Awake Milwaukee has paid close attention to news about the residential schools in North America because survivors and advocates describe sexual abuse as a regular part of the abuses suffered there. In a 2021 panel discussion hosted by Fordham University, Denise Lajimodiere, an enrolled citizen of the Turtle Mountain Band of Chippewa in Belcourt, North Dakota and author of Stringing Rosaries: The History, the Unforgivable, and the Healing of Northern Plains American Indian Boarding School Survivors, shared what she learned in interviewing boarding school survivors. “All those I interviewed, male and female, had been sexually abused or they had witnessed it,” she recounted.  

“Mixed Emotions” and Next Steps

This week Awake spoke with Deidre Whiteman, director of research and education for the National Native American Boarding School Healing Coalition, often referred to as NABS. NABS CEO Deborah Parker attended the meeting with the pope in Maskwacis, Alberta, in part “to be supportive of our Canada relatives,” Whiteman explains.

The pope’s apologies prompted a variety of reactions from Indigenous people. “We know that there’s just so much mixed emotions,” Whiteman says. “Some were so thankful that he came and apologized. They’d waited their entire lives to hear that. But some said, ‘We don’t want your apology. We want action.’” NABS agrees that an apology is not enough. “This is a first step in correcting the wrong that happened, but we as an organization want to see more action done,” Whiteman adds. For example, NABS has called on leaders from the Catholic Church and other Christian denominations to release all records related to the residential/boarding schools.  

Whiteman, a descendent of the Meskwaki, Dakota, Ojibwe, and Hidatsa tribes, originally joined NABS as part of a team of researchers gathering information about Indigenous boarding schools in the United States. This work included collecting first-person stories from people who attended the schools.

Some survivors of the schools have been hesitant to share that sexual abuse is part of what they experienced there.
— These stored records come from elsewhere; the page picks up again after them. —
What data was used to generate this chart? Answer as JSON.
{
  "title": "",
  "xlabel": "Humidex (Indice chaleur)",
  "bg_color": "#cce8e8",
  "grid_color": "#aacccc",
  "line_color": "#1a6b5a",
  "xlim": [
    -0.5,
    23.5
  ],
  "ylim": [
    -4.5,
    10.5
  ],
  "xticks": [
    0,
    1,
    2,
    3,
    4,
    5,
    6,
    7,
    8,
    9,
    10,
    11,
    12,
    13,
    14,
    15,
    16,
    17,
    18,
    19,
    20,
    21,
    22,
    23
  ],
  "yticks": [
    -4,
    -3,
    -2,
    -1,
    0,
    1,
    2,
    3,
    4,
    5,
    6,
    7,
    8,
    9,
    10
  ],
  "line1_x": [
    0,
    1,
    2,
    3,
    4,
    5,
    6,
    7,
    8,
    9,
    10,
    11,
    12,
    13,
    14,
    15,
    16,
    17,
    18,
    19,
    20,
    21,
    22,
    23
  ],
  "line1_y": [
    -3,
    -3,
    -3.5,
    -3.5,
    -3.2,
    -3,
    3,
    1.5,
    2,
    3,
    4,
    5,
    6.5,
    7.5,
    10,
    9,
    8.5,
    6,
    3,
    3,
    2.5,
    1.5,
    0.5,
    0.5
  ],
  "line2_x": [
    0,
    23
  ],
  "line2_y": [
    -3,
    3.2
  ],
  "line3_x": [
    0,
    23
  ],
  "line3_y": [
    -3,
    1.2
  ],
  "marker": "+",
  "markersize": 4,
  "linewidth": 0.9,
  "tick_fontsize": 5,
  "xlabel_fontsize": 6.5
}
As a survivor of sexual abuse herself, Whiteman says she can understand their hesitance. “These elders were so scared to tell it, they felt so much shame and guilt,” she explains. “It changes your whole life and the way you feel about yourself.”

“Maybe they think that no one’s going to care or listen, just like they did before,” she says. “So they just keep quiet.”

The wounds of the boarding school experiences are inter-generational, Whiteman adds. The pain that survivors experience influences how older relatives interact with their families even today.

As an organization, NABS believes that healing is possible for those who attended the schools, as well as their families. But healing depends on knowledgeable people being willing to provide support to survivors, Whiteman says. NABS hopes that Catholics and other Christians will urge their church leaders to release records related to schools to expose the truth of that history. The organization has also pressed Congress to adopt House Bill 5444, which would establish a Truth and Healing Commission on Indian Boarding School policies in the United States.

For Whiteman and NABS, Pope Francis’s apology is just a starting point. “I want people to remember that this happened, to look at it, to understand it, and to not shy away from it,” she says. “We need to ask, how can we move forward? How can we support others who have experienced this trauma?”